# His Needs, Her Needs questionnaire - how to convince hubby?



## newwife07 (Jan 11, 2011)

Hey y'all!

I took some great advice from this forum a few months ago and picked up the book His Needs, Her Needs. What a lifesaver! I cannot tell you how awesome this book is.

It has an emotional needs questionnaire at the end, and I am looking for advice on how to communicate to my hubby that I want him to fill it out along with me. Anyone want to share their experiences? 

I would love for him to read the whole book, but he works too much and is suspicious of these kinda things. I told him it's important to me, but he seems to view it as something he'll do only to please me--more as lipservice, as opposed something that might cause him to change his point of view. 

Thanks again, y'all!


----------



## Hicks (Jan 14, 2011)

I'm a big fan fo those books on needs.

However, I'm not a big fan of the questionares. 

Life is not so simple to ask your husband or wife "tell me what to do and I'll do it".

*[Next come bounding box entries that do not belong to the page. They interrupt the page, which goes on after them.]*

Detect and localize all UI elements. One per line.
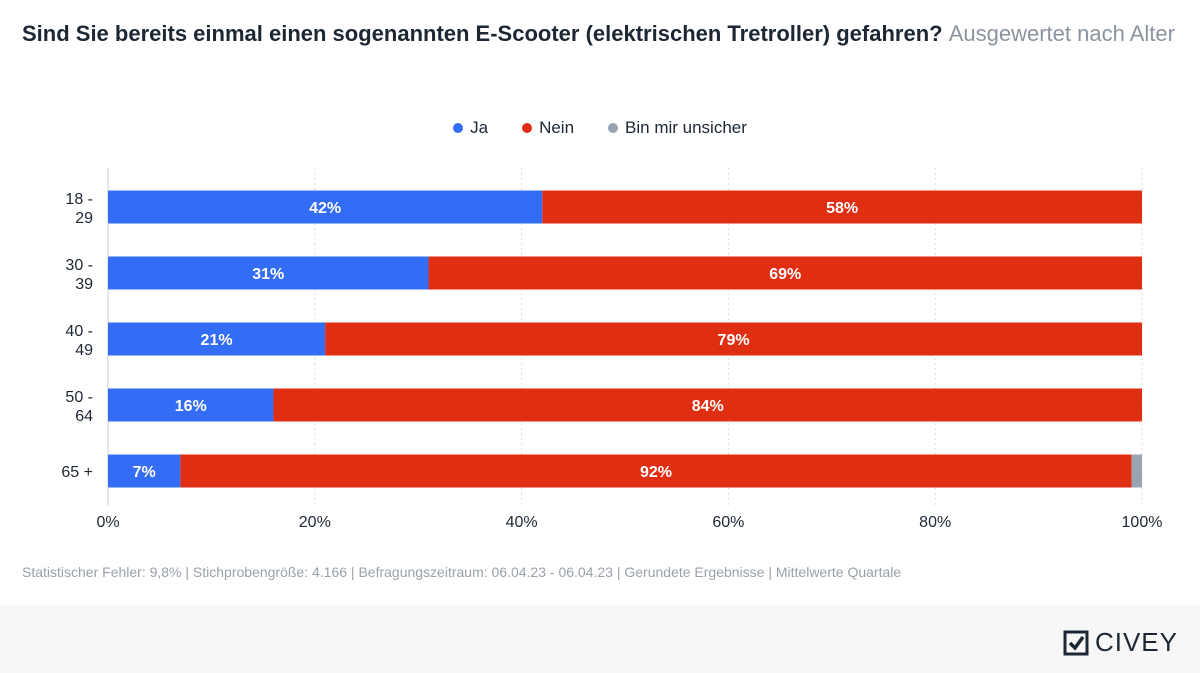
civey-logo-text: CIVEY xyxy=(1094,627,1178,657)
y-category-label: 65 + xyxy=(61,464,93,481)
x-tick-label: 20% xyxy=(299,514,331,531)
footer: CIVEY xyxy=(0,605,1200,673)
y-category-label: 50 -64 xyxy=(65,389,93,425)
bar-ja xyxy=(108,322,326,356)
bar-bin-mir-unsicher xyxy=(1131,454,1142,488)
x-tick-label: 0% xyxy=(96,514,119,531)
bar-ja xyxy=(108,256,429,290)
y-category-label: 18 -29 xyxy=(65,191,93,227)
bar-ja xyxy=(108,190,543,224)
legend-dot-ja xyxy=(453,123,464,133)
y-category-label: 40 -49 xyxy=(65,323,93,359)
legend-dot-nein xyxy=(522,123,533,133)
bar-value-label: 21% xyxy=(201,332,233,349)
legend-item-unsicher[interactable]: Bin mir unsicher xyxy=(608,118,747,138)
bar-value-label: 92% xyxy=(640,464,672,481)
legend-label-ja: Ja xyxy=(470,118,489,137)
bar-nein xyxy=(180,454,1132,488)
chart-title: Sind Sie bereits einmal einen sogenannte… xyxy=(22,17,1182,50)
civey-logo-icon xyxy=(1063,630,1089,655)
legend-label-unsicher: Bin mir unsicher xyxy=(625,118,747,137)
civey-logo[interactable]: CIVEY xyxy=(1063,627,1178,658)
chart-title-main: Sind Sie bereits einmal einen sogenannte… xyxy=(22,21,943,46)
bar-value-label: 84% xyxy=(692,398,724,415)
legend-dot-unsicher xyxy=(608,123,619,133)
bar-value-label: 16% xyxy=(175,398,207,415)
bar-value-label: 79% xyxy=(718,332,750,349)
bar-value-label: 31% xyxy=(252,266,284,283)
legend: Ja Nein Bin mir unsicher xyxy=(0,118,1200,138)
bar-value-label: 69% xyxy=(769,266,801,283)
x-tick-label: 40% xyxy=(506,514,538,531)
bar-nein xyxy=(325,322,1142,356)
bar-value-label: 42% xyxy=(309,200,341,217)
legend-label-nein: Nein xyxy=(539,118,575,137)
bar-nein xyxy=(273,388,1142,422)
bar-value-label: 58% xyxy=(826,200,858,217)
legend-item-nein[interactable]: Nein xyxy=(522,118,574,138)
x-tick-label: 60% xyxy=(712,514,744,531)
bar-value-label: 7% xyxy=(133,464,156,481)
y-category-label: 30 -39 xyxy=(65,257,93,293)
x-tick-label: 100% xyxy=(1122,514,1163,531)
bar-nein xyxy=(428,256,1142,290)
chart-title-sub: Ausgewertet nach Alter xyxy=(948,21,1175,46)
legend-item-ja[interactable]: Ja xyxy=(453,118,488,138)
bar-ja xyxy=(108,454,181,488)
bar-nein xyxy=(542,190,1142,224)
x-tick-label: 80% xyxy=(919,514,951,531)
footnote: Statistischer Fehler: 9,8% | Stichproben… xyxy=(22,564,902,580)
bar-ja xyxy=(108,388,274,422)
bar-chart: 0% 20% 40% 60% 80% 100% 18 -29 42% 58% 30 -39 31% 6… xyxy=(61,168,1163,531)
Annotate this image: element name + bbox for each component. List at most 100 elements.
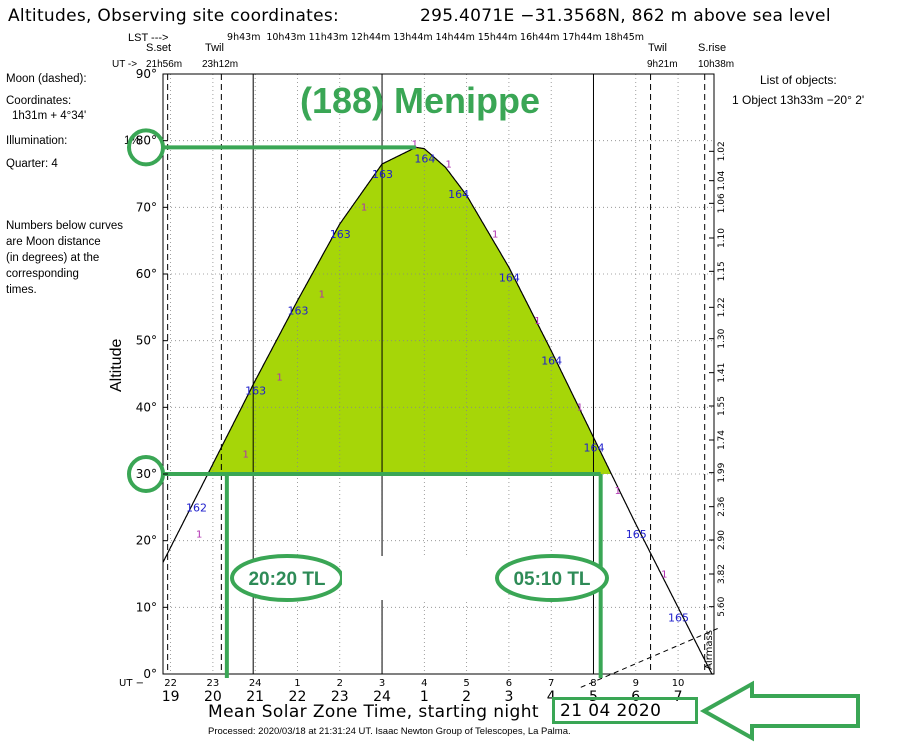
lst-tick-label: 10h43m: [266, 32, 305, 43]
airmass-tick-label: 1.06: [717, 193, 727, 213]
object-marker: 1: [319, 289, 325, 300]
airmass-tick-label: 1.22: [717, 297, 727, 317]
moon-heading: Moon (dashed):: [6, 73, 87, 85]
moon-distance-label: 163: [287, 305, 308, 318]
note-line: Numbers below curves: [6, 220, 123, 232]
plot-frame: [162, 73, 715, 675]
local-time-tick-label: 20: [204, 689, 222, 705]
airmass-tick-label: 2.90: [717, 530, 727, 550]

What I did is rather than ask my wife to fill out forms, I used the book as ideas for what possible needs are for women, and started doing things trial and error style. If the reaction was positive, I realized that was a need and kept doing more of that. If the reaction was negative or indifferent, then I stopped.

I think this is better than having someone "tell" you what their needs are.


----------



## newwife07 (Jan 11, 2011)

If only my hubs would do the same! I think he has a fundamental understanding of what my needs are (we discussed the book casually) but there are certain specific things I want to explain to him and I don't know how. For instance he's super affectionate in terms of hugs and kisses, etc., but I find myself daydreaming about being taken out to dinner once in a while--even just a few times a year. Or getting flowers, or having him ask me questions about my day. 

Little things like that I want to express to him, and I feel like the questionnaire is my only option because he doesn't inquire voluntarily, ya know?

And BTW, I also took your approach and started doing more cooking/cleaning/dressing nicer... and it's made an obvious difference for him (he seems much more contented) but now I am left feeling like I got the short end of the stick because my needs aren't being met as fully as his are, and he isn't as interested in learning about them as I am about his. 



Hicks said:


> I'm a big fan fo those books on needs.
> 
> However, I'm not a big fan of the questionares.
> 
> ...


----------



## Faithful Wife (Oct 31, 2012)

"I think this is better than having someone "tell" you what their needs are."

Wow, I so totally disagree with this, Hicks. There are many things my husband and I got to work out BECAUSE we were able to be completely honest and line out things that needed improvement, how to improve them, and also to praise things that were going wonderfully. But I'm glad it worked for you your way.

The way I got my H to do the forms and hear about MB, was by applying all the principals to myself and my own behavior first...for a bit of time too, like several months. And then after he started noticing the benefits of my changes in behavior, it was easy to talk to him about it and he was suddenly on board.


----------



## newwife07 (Jan 11, 2011)

Faithful Wife said:


> "I think this is better than having someone "tell" you what their needs are."
> 
> Wow, I so totally disagree with this, Hicks. There are many things my husband and I got to work out BECAUSE we were able to be completely honest and line out things that needed improvement, how to improve them, and also to praise things that were going wonderfully. But I'm glad it worked for you your way.
> 
> The way I got my H to do the forms and hear about MB, was by applying all the principals to myself and my own behavior first...for a bit of time too, like several months. And then after he started noticing the benefits of my changes in behavior, it was easy to talk to him about it and he was suddenly on board.


Got it. I agree. Maybe I just need to put in a little more time of meeting all his needs so that he feels calm and open to this whole process.


----------



## Hicks (Jan 14, 2011)

My opinion is rather than ASK him what his needs are, you do the trial and error and see what really works, that is more effective and accurate.

THe way you wrote your question I though you wanted to know what his needs were. 

You are better off following the plan of faitful wife, do a good job meeting his needs for a few months. This will put him in a better frame to meet yours.

Eventaually you do discuss what your needs are and whether he would ever plan to meet them.


----------



## Hope1964 (Sep 26, 2011)

We are currently working through this book together one chapter a week on Monday evenings. It's a standing appointment we have with each other. Once in a while we miss a week, but not usually. I get more out of it than he does, but he does it because he knows that. He's had a few AHA moments that he didn't expect to, also, which helps him to come back to it with a bit better attitude


----------



## Foolish1 (Apr 5, 2013)

My H is not comfortable at all with asking for things. I tried to get him to do the questionnaire as well but he just does not feel comfortable with it. It's pretty easy for me to guess what his needs are, now I'm just hoping I can get him to open up about how I can do a better job meeting them. He is making a good effort to communicate with me, and understand and meet my needs. If he wasn't doing this, I'd probably be more upset about him not doing the questionnaire!


----------